FSAG: Enhancing Human-to-Dexterous-Hand Finger-Specific Affordance Grounding via Diffusion Models

Dexterous grasp synthesis remains a central challenge: the high dimensionality and kinematic diversity of multi-fingered hands prevent direct transfer of algorithms developed for parallel-jaw grippers. Existing approaches typically depend on large, hardware-specific grasp datasets collected in simulation or through costly real-world trials, hindering scalability as new dexterous hand designs emerge. To this end, we propose a data-efficient framework, which is designed to bypass robot grasp data collection by exploiting the rich, object-centric semantic priors latent in pretrained generative diffusion models. Temporally aligned and fine-grained grasp affordances are extracted from raw human video demonstrations and fused with 3D scene geometry from depth images to infer semantically grounded contact targets. A kinematics-aware retargeting module then maps these affordance representations to diverse dexterous hands without per-hand retraining. The resulting system produces stable, functionally appropriate multi-contact grasps that remain reliably successful across common objects and tools, while exhibiting strong generalization across previously unseen object instances within a category, pose variations, and multiple hand embodiments. This work (i) introduces a semantic affordance extraction pipeline leveraging vision-language generative priors for dexterous grasping, (ii) demonstrates cross-hand generalization without constructing hardware-specific grasp datasets, and (iii) establishes that a single depth modality suffices for high-performance grasp synthesis when coupled with foundation-model semantics. Our results highlight a path toward scalable, hardware-agnostic dexterous manipulation driven by human demonstrations and pretrained generative models.

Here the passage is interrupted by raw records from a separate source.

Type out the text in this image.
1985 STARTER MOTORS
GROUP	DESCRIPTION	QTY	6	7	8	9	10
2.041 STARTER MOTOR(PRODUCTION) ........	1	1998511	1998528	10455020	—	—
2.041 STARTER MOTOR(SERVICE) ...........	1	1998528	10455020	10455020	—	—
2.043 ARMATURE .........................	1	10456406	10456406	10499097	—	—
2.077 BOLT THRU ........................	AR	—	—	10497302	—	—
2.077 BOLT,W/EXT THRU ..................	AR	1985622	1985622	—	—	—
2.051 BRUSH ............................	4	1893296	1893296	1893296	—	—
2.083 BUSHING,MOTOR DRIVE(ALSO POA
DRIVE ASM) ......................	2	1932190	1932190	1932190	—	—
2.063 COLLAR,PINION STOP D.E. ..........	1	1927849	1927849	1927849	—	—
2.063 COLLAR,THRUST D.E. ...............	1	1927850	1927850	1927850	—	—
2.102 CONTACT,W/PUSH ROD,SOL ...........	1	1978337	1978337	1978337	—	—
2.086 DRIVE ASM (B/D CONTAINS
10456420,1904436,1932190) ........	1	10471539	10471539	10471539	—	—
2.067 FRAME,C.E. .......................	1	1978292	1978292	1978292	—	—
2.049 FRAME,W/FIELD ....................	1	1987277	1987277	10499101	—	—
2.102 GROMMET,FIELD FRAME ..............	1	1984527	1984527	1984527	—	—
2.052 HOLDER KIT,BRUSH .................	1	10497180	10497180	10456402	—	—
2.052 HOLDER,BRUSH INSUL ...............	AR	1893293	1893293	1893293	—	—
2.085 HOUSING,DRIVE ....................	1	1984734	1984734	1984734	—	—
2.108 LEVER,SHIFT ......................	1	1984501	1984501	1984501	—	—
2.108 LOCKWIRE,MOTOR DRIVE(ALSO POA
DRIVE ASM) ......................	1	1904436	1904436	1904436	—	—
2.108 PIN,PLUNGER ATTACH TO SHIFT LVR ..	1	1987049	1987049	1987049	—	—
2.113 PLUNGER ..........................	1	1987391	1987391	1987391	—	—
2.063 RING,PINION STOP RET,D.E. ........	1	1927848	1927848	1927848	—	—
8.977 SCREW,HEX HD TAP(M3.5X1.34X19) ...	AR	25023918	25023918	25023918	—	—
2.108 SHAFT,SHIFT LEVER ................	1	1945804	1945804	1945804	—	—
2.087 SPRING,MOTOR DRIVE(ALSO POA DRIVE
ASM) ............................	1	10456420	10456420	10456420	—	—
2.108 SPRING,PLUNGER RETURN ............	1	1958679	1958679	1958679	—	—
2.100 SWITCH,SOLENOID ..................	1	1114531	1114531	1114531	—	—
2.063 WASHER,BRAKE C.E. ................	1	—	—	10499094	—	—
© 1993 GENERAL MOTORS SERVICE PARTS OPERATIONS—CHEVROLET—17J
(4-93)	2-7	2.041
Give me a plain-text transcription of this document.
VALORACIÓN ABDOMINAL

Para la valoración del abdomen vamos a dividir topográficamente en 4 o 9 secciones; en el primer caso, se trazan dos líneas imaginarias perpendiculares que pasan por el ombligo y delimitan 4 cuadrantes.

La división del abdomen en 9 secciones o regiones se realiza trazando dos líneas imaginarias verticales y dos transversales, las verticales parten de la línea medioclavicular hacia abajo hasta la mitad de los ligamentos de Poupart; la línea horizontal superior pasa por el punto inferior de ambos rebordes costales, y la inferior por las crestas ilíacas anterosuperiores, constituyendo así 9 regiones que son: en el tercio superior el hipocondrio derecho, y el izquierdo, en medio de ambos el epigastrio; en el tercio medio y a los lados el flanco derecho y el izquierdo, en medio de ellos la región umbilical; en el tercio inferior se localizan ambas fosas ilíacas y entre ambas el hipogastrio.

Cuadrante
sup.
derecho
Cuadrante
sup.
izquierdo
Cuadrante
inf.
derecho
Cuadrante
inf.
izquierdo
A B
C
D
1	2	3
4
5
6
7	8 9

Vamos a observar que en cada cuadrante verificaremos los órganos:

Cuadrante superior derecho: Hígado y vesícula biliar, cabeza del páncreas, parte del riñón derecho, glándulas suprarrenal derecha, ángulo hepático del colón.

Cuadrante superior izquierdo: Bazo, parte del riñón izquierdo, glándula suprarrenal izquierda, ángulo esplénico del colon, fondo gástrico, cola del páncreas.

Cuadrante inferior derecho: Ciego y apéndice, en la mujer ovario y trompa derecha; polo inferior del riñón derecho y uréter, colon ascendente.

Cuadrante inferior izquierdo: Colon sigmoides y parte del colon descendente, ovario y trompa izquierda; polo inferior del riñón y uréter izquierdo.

翻译：灵巧抓取合成仍然是一个核心挑战：多指手的高维度和运动学多样性阻碍了为平行夹爪开发的算法的直接迁移。现有方法通常依赖于在仿真中收集或通过昂贵的真实世界试验获得的大型、硬件特定的抓取数据集，这在新灵巧手设计出现时阻碍了可扩展性。为此，我们提出了一种数据高效的框架，旨在通过利用预训练生成扩散模型中潜在的、以物体为中心的丰富语义先验，绕过机器人抓取数据收集。从原始人类视频演示中提取时间对齐且细粒度的抓取可供性，并与来自深度图像的3D场景几何信息融合，以推断语义接地的接触目标。随后，一个运动学感知的重定向模块将这些可供性表示映射到不同的灵巧手上，而无需针对每只手进行重新训练。所生成的系统能产生稳定、功能适当的多接触抓取，在常见物体和工具上保持可靠的稳定性，同时在类别内先前未见过的物体实例、姿态变化以及多种手部形态上展现出强大的泛化能力。本工作（i）引入了一个利用视觉-语言生成先验进行灵巧抓取的语义可供性提取流程，（ii）展示了无需构建硬件特定抓取数据集的跨手泛化能力，以及（iii）证明了当与基础模型的语义相结合时，单一深度模态足以实现高性能的抓取合成。我们的结果突显了一条由人类演示和预训练生成模型驱动的、可扩展且硬件无关的灵巧操作路径。